Les présentations se trouvant faites, l’Anglais n’avait plus aucune raison de ne point causer avec Marmouset, et la conversation s’établit aussitôt sur un pied de parfaite intimité.
– Voilà, dit Marmouset, un gentleman qui fait quelque sensation.
– En effet, répondit son interlocuteur.
– Sa femme est très belle…
– Oh ! certainement. Mais ce n’est pas pour sa femme qu’est la curiosité du moment.
– Ah !
– C’est pour lui… pour lui seul…
– Quel est donc ce personnage ?
– Le major Linton.
À ce nom, Marmouset tressaillit.
Le gentleman continua :
– Le major Linton arrive des Indes.
– En vérité !
– Où il a fait une fortune colossale, même pour l’Angleterre où, cependant, il y a des fortunes royales.
– Quelle fortune a-t-il donc ?
– On ne sait pas. Mais la maison Barley, une de nos premières maisons de banque, a à lui une trentaine de millions en comptes courants.
– Peste ! fit Marmouset.
– On prétend que le major a rapporté en Europe des tonnes de diamants et de perles.
– Mais comment a-t-il fait cette fortune ?
– En trafiquant de l’opium.
– Et le voici fixé à Londres ?
– Pour la saison, oui. Mais il passera, dit-on, l’hiver dans une résidence princière qu’il vient d’acheter dans le pays de Galles.
Marmouset commençait à voir poindre le doigt de Rocambole.
– Et sa femme, dit-il, vient-elle de l’Inde aussi ?
– Voilà ce qu’on ne sait pas.
– Vraiment ?
– Le major est arrivé avec elle ; mais on croit que c’est une Française.
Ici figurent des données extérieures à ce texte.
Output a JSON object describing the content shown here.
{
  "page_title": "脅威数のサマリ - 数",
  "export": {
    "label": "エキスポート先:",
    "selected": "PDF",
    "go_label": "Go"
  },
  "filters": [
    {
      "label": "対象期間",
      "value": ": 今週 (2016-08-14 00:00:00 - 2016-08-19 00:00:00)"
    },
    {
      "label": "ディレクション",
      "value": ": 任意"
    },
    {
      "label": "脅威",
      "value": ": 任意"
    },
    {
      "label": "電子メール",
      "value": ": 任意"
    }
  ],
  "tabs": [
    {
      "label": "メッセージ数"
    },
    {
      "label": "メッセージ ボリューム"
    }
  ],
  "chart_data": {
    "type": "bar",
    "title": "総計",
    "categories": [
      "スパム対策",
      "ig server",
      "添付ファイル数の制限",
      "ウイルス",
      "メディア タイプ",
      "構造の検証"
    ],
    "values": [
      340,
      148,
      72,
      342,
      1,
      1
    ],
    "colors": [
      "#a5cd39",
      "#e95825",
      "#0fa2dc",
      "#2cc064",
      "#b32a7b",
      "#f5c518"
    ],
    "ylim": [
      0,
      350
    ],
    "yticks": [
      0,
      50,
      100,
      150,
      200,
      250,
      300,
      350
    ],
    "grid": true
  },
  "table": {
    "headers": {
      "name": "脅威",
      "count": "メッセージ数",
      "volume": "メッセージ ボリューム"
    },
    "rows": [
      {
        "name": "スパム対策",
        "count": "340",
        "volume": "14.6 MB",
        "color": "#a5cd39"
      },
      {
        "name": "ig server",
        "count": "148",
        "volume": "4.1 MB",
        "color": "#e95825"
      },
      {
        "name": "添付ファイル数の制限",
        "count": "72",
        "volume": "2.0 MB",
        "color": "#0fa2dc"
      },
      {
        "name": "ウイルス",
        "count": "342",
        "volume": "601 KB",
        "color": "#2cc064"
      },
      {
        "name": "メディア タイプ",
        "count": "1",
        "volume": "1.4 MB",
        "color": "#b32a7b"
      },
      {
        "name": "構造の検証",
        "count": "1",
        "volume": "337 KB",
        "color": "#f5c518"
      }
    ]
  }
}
– Il l’aurait donc épousée à Paris ?
– C’est probable.
Marmouset éprouva tout à coup, pendant qu’il causait, cette sensation singulière qu’on ressent quand un regard pèse sur vous.
Il leva la tête et vit la lorgnette de la Belle Jardinière obstinément, braquée sur lui.
– Elle me reconnaît, pensa-t-il.
Et il se mit à la regarder à son tour.
Il lui sembla alors qu’un sourire mystérieux et discret glissait sur les lèvres de la bohémienne.
– C’est trop d’audace ! pensa-t-il.
Le major Linton paraissait tout entier au spectacle et s’occupait fort peu de sa compagne.
Celle-ci, en revanche, ne perdait pas Marmouset de vue.
Et Marmouset se posait alternativement ces deux questions sans pouvoir les résoudre.
– Est-elle avec le major Linton par ordre de Rocambole ?
– Ou bien a-t-elle pu échapper à Rocambole, et le hasard seul a-t-il tout fait ?
Il attendit la fin du spectacle, sortit un des premiers et alla se placer au bas du péristyle, pour voir sortir la Belle Jardinière.
Mais, en ce moment, une main s’appuya sur son épaule. Il se retourna :
– Le maître ! murmura-t-il.
En effet, Rocambole était devant lui.